Search code examples
haskellrecursiontreefold

What's the difference regarding evaluation order between `foldTree` and recursive versions?


 -- Top-down
treeDown' :: Tree a -> [a]
treeDown' (Node x xs) = x : concat (map treeDown' xs)
-- Bottom-up
treeUp' :: Tree a -> [a]
treeUp' = foldTree f
  where
    f x ns = x : concat ns

For me, both versions are equivalent in terms of:

  • output value
  • evaluation order (bottom-up)

Someone told me that in the foldTree version,

foldTree :: (a -> [b] -> b) -> Tree a -> b
foldTree f = go where
    go (Node x ts) = f x (map go ts)

f gets saturated after completed recursive descent over and return from the children and their subForests. And that's why it performing a "bottom-up" evaluation order and the other version is "top-down".

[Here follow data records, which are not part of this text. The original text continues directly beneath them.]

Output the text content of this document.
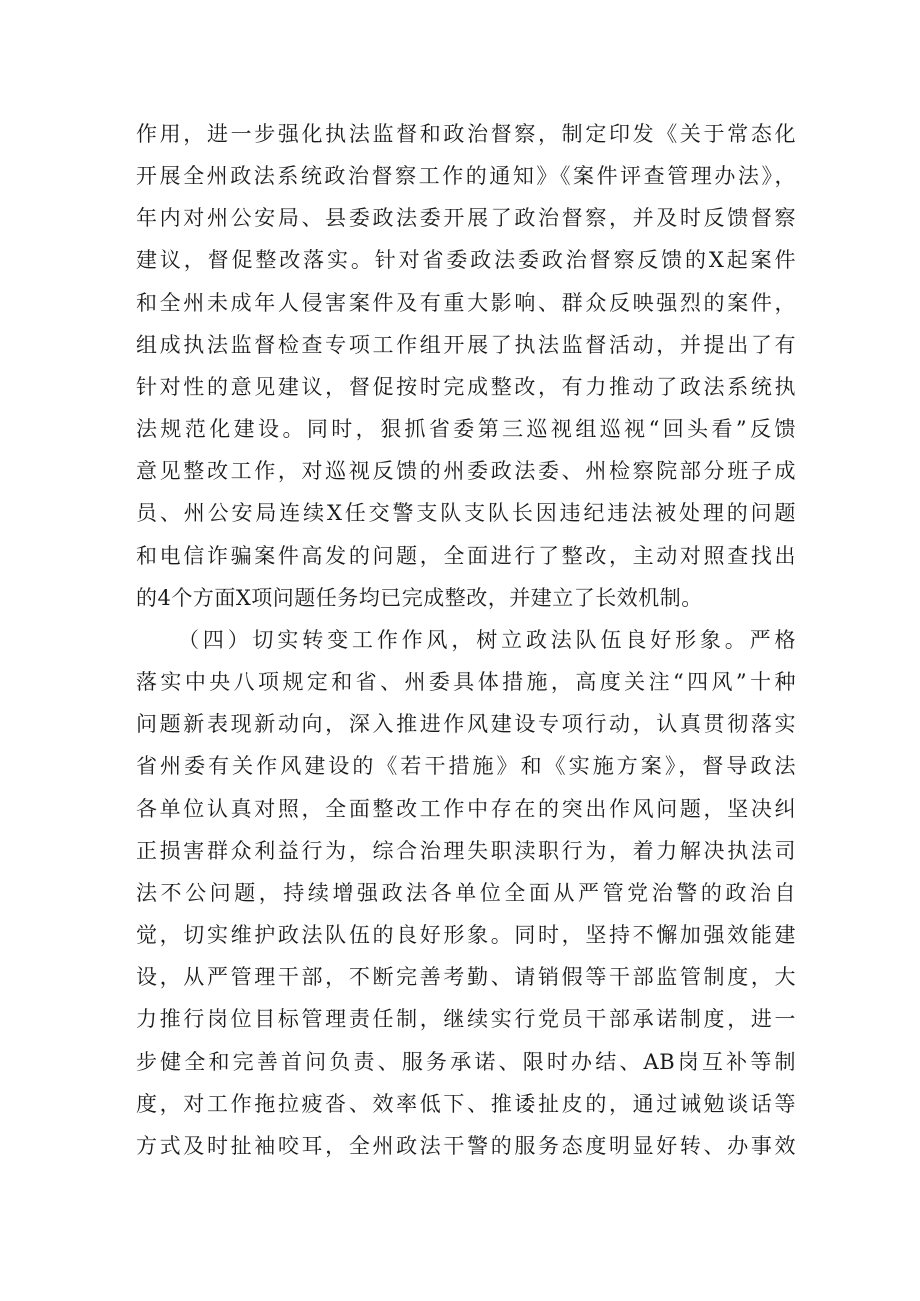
作用，进一步强化执法监督和政治督察，制定印发《关于常态化
开展全州政法系统政治督察工作的通知》《案件评查管理办法》，
年内对州公安局、县委政法委开展了政治督察，并及时反馈督察
建议，督促整改落实。针对省委政法委政治督察反馈的X起案件
和全州未成年人侵害案件及有重大影响、群众反映强烈的案件，
组成执法监督检查专项工作组开展了执法监督活动，并提出了有
针对性的意见建议，督促按时完成整改，有力推动了政法系统执
法规范化建设。同时，狠抓省委第三巡视组巡视“回头看”反馈
意见整改工作，对巡视反馈的州委政法委、州检察院部分班子成
员、州公安局连续X任交警支队支队长因违纪违法被处理的问题
和电信诈骗案件高发的问题，全面进行了整改，主动对照查找出
的4个方面X项问题任务均已完成整改，并建立了长效机制。
（四）切实转变工作作风，树立政法队伍良好形象。严格
落实中央八项规定和省、州委具体措施，高度关注“四风”十种
问题新表现新动向，深入推进作风建设专项行动，认真贯彻落实
省州委有关作风建设的《若干措施》和《实施方案》，督导政法
各单位认真对照，全面整改工作中存在的突出作风问题，坚决纠
正损害群众利益行为，综合治理失职渎职行为，着力解决执法司
法不公问题，持续增强政法各单位全面从严管党治警的政治自
觉，切实维护政法队伍的良好形象。同时，坚持不懈加强效能建
设，从严管理干部，不断完善考勤、请销假等干部监管制度，大
力推行岗位目标管理责任制，继续实行党员干部承诺制度，进一
步健全和完善首问负责、服务承诺、限时办结、AB岗互补等制
度，对工作拖拉疲沓、效率低下、推诿扯皮的，通过诫勉谈话等
方式及时扯袖咬耳，全州政法干警的服务态度明显好转、办事效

That's makes sense. However, I see the same is happening in treeDown' version. x can't be added to the list until map treeDown' xs evaluation is completed. Of course, due to lazyness, the actual evaluation order could change.

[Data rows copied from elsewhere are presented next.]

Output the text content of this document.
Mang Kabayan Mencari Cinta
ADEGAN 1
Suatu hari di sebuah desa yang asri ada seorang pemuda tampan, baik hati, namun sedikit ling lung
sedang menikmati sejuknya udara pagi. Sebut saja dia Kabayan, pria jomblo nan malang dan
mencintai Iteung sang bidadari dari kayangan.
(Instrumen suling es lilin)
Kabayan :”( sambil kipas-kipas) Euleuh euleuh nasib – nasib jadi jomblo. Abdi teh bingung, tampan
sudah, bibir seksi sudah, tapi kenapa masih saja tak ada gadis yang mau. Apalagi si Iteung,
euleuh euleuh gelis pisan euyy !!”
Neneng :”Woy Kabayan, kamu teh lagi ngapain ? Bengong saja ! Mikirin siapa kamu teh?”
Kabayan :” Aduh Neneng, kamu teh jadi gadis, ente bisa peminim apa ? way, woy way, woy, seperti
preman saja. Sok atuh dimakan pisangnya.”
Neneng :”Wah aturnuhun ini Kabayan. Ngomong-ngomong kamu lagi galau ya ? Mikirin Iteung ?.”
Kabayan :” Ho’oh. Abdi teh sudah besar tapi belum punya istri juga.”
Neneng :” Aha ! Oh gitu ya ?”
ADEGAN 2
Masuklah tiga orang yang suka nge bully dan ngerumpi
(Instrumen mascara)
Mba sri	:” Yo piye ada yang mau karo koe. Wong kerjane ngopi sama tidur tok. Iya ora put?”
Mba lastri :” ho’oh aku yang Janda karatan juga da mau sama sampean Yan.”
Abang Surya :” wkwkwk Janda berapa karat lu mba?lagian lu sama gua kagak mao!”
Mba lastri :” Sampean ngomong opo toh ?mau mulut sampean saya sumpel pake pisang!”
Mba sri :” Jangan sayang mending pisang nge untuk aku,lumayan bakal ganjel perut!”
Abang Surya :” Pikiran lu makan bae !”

So, I am wondering, based solely on those definitions, aren't treeDown' and treeUp' exactly equivalent ?


Solution

  • I don't see why it matters when f is saturated. These functions are the same algorithm, and they process the tree in the same order. Because of laziness, that order is top down.

    To observe evaluation order in Haskell is tricky, again because of laziness. But GHCI gives us the tools to see what's going on, to see whether treeUp' and treeDown' behave identically.

    First, we define a way to build a small example tree, so that we can later check how much of that tree has been examined:

    mkTree :: Int -> Tree Int
    mkTree 0 = Node 0 []
    mkTree n = Node n [mkTree (n - 1)]
    

    Next we need a tool that computes a function's traversal of a fresh tree, prints the first item to force it, and then returns the whole traversal and the input tree:

    first :: (Tree Int -> [Int]) -> IO (Tree Int, [Int])
    first f = let t = mkTree 3
                  xs = f t 
              in print (head xs) *> pure (t, xs)
    

    Then call it on each of the two functions we'd like to test, saving the results:

    Prelude> down <- first treeDown'
    3
    Prelude> up <- first treeUp'
    3
    

    Observe that, as expected, each prints just 3, the root of the example tree. Does either of them do extra recursive work before putting the root of the tree at the head of the traversal? We can find out with GHCI's :sprint command, which shows you exactly how much of a value has been forced:

    Prelude> :sprint up
    up = (<Node> 3 [_],3 : _)
    Prelude> :sprint down
    down = (<Node> 3 [_],3 : _)
    

    And indeed, as I claimed, the two functions behave identically. Each only looks at the root of the input tree to compute the first item of the result list, leaving the rest of the tree unexplored until someone asks for another item.